By Sara Sadeghi Avai
Julian Barnes manages to bring history to life in this romantic and rather academic story. We are thrown into the middle of a university philosophy class and, along with every other classmate, watch as Neil falls in love with Professor Finch and her stoic ways. Barnes’s ability to create love and admiration of one character by another gives way to the boundless magic of imagination and humanity in writing. The author has built and broken a character in front of our eyes, and what we (and Neil) are privy to about Elizabeth’s life haunts us. Split into three parts, the book constitutes an academic essay about Julian the Apostate—a philosophical and historical icon for Elizabeth and the subject of Neil’s eventual tribute to her—sandwiched between Neil’s intimate account of learning about his beloved and respectable professor through her death, her past, and ultimately his own future.

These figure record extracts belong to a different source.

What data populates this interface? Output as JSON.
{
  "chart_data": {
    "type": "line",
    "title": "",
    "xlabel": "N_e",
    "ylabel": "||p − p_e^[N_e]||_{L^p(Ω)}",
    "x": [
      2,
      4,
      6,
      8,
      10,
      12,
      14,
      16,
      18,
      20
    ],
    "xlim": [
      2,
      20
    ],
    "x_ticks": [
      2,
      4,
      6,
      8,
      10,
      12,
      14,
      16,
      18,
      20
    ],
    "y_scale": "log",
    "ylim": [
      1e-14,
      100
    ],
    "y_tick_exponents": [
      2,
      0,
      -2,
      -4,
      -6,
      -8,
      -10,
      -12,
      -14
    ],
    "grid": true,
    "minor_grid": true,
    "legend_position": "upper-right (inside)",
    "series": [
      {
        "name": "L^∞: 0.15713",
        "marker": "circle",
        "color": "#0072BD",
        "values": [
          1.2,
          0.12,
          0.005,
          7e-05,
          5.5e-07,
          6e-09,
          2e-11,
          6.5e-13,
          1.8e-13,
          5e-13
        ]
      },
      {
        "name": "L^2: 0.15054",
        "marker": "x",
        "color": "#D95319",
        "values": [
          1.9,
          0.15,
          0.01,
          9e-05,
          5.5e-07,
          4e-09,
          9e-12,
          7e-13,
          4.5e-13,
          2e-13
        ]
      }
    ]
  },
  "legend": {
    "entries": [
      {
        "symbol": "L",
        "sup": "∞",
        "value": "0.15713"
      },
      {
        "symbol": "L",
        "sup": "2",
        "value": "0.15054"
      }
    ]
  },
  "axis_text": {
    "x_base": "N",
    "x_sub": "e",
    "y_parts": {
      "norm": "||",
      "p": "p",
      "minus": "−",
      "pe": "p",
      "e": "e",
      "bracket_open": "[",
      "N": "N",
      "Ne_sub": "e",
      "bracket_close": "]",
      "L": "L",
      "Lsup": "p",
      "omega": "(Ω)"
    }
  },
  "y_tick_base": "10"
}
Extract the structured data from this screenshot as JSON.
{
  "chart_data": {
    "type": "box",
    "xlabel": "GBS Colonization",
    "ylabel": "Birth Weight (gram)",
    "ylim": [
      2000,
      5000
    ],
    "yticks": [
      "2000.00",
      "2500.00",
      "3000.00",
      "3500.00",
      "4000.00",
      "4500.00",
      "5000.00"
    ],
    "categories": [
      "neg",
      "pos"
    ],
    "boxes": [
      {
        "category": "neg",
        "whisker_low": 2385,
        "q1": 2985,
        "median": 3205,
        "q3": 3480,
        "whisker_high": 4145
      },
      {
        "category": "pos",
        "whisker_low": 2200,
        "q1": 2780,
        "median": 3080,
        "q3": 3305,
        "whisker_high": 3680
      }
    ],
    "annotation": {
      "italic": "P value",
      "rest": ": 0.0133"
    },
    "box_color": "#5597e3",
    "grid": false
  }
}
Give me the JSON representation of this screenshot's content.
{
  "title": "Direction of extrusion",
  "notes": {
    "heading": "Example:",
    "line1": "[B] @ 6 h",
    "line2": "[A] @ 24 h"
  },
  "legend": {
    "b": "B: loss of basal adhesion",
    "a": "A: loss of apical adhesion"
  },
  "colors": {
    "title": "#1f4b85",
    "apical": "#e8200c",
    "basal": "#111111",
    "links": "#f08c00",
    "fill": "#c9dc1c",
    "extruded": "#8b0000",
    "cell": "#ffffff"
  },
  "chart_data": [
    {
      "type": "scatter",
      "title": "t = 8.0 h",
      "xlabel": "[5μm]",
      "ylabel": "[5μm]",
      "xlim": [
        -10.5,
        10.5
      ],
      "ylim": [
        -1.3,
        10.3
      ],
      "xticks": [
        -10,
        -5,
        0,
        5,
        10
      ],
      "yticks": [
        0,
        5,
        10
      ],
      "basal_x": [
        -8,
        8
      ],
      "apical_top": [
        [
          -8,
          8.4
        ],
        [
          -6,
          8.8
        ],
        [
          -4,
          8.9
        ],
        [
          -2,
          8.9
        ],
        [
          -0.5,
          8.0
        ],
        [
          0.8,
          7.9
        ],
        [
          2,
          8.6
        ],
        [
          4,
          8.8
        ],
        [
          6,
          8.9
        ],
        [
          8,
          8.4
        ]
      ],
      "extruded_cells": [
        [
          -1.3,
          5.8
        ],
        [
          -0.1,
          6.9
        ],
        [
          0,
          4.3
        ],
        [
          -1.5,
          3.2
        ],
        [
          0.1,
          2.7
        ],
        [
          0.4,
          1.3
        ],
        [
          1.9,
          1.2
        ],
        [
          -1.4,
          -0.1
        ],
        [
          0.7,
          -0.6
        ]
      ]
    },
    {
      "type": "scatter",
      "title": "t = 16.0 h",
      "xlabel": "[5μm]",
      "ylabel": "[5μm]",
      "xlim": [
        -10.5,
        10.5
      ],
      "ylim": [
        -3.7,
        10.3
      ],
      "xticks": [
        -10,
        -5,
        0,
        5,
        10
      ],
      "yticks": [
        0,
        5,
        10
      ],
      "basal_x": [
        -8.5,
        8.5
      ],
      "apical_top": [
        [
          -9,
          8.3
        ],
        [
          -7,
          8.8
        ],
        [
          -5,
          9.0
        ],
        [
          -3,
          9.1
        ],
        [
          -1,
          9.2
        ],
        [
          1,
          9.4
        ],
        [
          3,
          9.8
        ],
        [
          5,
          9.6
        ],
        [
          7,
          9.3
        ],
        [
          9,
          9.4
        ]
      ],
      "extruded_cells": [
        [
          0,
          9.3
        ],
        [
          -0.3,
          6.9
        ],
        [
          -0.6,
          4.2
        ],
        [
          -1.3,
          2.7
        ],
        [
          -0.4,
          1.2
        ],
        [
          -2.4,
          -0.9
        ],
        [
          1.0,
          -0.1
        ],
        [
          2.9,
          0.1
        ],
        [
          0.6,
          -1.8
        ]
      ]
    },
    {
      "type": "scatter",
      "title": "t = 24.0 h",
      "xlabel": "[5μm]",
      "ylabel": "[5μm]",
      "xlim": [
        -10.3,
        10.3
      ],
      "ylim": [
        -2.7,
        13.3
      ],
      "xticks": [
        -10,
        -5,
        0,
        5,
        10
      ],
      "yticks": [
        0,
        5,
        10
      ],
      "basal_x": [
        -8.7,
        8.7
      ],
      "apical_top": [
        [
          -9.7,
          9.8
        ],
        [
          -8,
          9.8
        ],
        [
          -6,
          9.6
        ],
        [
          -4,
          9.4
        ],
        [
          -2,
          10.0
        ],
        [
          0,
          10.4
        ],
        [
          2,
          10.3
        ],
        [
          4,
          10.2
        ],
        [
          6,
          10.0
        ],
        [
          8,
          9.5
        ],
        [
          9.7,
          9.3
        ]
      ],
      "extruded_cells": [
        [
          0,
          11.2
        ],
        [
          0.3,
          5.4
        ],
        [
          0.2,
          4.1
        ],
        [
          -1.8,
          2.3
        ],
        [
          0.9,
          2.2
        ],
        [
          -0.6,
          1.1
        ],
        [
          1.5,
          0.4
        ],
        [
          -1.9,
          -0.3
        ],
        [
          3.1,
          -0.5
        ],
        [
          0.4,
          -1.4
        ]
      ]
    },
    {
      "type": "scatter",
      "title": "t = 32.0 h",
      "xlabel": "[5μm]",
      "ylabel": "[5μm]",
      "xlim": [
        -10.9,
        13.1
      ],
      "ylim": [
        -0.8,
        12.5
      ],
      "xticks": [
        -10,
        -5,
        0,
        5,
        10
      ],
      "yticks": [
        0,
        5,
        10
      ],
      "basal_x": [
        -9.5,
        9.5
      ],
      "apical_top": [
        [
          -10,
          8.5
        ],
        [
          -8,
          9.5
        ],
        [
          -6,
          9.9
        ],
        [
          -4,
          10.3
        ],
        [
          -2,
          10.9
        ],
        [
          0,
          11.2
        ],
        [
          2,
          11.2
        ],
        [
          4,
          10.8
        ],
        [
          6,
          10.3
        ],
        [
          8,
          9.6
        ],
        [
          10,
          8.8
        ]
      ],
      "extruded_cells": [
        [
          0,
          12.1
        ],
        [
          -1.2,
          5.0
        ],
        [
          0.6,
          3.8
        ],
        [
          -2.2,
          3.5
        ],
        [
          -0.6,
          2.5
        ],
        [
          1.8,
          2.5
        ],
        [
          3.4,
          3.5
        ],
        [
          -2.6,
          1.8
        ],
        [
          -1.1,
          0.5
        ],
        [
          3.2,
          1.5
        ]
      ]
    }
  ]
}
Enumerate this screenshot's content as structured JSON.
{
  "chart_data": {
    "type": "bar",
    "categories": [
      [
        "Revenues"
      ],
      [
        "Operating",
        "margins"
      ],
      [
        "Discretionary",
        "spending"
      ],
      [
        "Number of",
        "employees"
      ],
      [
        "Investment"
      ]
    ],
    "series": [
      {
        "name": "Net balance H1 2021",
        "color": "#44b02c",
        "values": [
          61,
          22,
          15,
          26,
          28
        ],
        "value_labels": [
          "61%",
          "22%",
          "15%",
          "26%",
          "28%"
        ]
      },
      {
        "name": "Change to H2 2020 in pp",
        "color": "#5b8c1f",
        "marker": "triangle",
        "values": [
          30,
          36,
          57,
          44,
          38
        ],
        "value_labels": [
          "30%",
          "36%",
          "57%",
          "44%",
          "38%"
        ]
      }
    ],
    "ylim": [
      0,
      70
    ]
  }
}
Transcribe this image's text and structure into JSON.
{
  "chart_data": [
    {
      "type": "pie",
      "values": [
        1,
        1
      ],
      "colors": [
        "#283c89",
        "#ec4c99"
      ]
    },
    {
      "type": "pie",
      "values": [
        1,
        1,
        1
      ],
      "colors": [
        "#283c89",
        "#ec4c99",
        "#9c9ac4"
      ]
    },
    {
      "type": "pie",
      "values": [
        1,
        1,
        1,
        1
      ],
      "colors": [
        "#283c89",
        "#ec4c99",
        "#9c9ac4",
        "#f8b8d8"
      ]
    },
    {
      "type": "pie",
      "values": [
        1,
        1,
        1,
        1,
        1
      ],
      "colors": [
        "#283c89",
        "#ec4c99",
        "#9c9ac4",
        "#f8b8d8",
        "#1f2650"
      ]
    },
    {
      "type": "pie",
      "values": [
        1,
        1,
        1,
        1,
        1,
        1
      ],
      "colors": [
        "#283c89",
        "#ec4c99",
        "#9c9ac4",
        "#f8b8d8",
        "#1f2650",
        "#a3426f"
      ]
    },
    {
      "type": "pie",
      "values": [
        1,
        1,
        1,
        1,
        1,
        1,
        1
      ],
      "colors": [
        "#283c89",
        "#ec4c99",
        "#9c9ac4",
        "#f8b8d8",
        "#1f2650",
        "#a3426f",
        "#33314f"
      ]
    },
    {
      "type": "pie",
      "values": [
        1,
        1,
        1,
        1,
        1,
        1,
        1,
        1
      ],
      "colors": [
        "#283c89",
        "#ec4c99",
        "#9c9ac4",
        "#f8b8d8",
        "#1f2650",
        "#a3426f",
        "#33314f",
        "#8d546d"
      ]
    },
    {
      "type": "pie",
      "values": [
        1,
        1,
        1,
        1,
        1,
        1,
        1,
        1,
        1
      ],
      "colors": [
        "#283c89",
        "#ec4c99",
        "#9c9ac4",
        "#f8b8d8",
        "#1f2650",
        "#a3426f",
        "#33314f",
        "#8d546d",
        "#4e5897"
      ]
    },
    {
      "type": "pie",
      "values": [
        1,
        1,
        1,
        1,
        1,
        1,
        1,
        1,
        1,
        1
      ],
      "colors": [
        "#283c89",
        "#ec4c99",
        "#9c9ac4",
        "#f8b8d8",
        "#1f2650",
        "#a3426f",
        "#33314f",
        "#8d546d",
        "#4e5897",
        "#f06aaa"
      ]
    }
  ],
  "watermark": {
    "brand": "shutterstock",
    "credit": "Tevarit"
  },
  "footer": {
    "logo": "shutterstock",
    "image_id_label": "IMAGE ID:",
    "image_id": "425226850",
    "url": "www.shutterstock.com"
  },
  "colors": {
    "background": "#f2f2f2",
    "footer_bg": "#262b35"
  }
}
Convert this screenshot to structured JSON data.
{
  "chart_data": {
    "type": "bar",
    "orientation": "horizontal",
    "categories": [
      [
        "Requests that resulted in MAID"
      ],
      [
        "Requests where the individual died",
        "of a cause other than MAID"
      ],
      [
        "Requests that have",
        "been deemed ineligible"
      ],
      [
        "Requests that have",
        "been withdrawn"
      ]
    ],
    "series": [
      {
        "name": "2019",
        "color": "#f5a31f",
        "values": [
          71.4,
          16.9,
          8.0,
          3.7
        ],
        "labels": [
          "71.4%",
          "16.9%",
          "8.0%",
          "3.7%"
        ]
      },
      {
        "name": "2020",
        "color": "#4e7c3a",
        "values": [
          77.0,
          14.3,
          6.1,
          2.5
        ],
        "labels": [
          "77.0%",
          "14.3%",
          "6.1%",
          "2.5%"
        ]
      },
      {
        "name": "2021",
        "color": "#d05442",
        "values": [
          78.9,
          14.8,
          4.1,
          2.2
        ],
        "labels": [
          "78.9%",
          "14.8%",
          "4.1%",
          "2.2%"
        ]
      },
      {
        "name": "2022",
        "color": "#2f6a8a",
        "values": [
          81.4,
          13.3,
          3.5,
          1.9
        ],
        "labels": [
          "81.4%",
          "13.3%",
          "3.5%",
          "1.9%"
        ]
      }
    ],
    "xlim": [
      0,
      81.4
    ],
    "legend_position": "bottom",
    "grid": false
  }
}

Our first-person narrator is a beautifully spoken one and although one can argue the main character is Elizabeth Finch, I would argue that it is Neil who becomes the dreamlike person we readers would love to meet. We learn of his relationship with Elizabeth throughout the story, and Barnes is immaculate in placing clues in Neil’s sentences, creating the sense that Neil is telling us a story and laying the crumbs for us to follow. Does she love Neil, too? Or is their friendship just one of a love of academia and life’s great questions?
Suffice it to say I was hooked from the first page, and my love of academia lore, the professor-student dynamic, and romantic stoics drank up each page. Although the middle chapter felt like a small interruption to a flawless narration, the final chapter combined nostalgic emotion and present-time feelings, creating a catharsis in the story’s final pages. As an English major, this was an absolute win for me, and I would recommend it to any history or romantic buffs.
Thank you to Random House Canada Publishing for providing a complimentary copy of the novel for an honest review.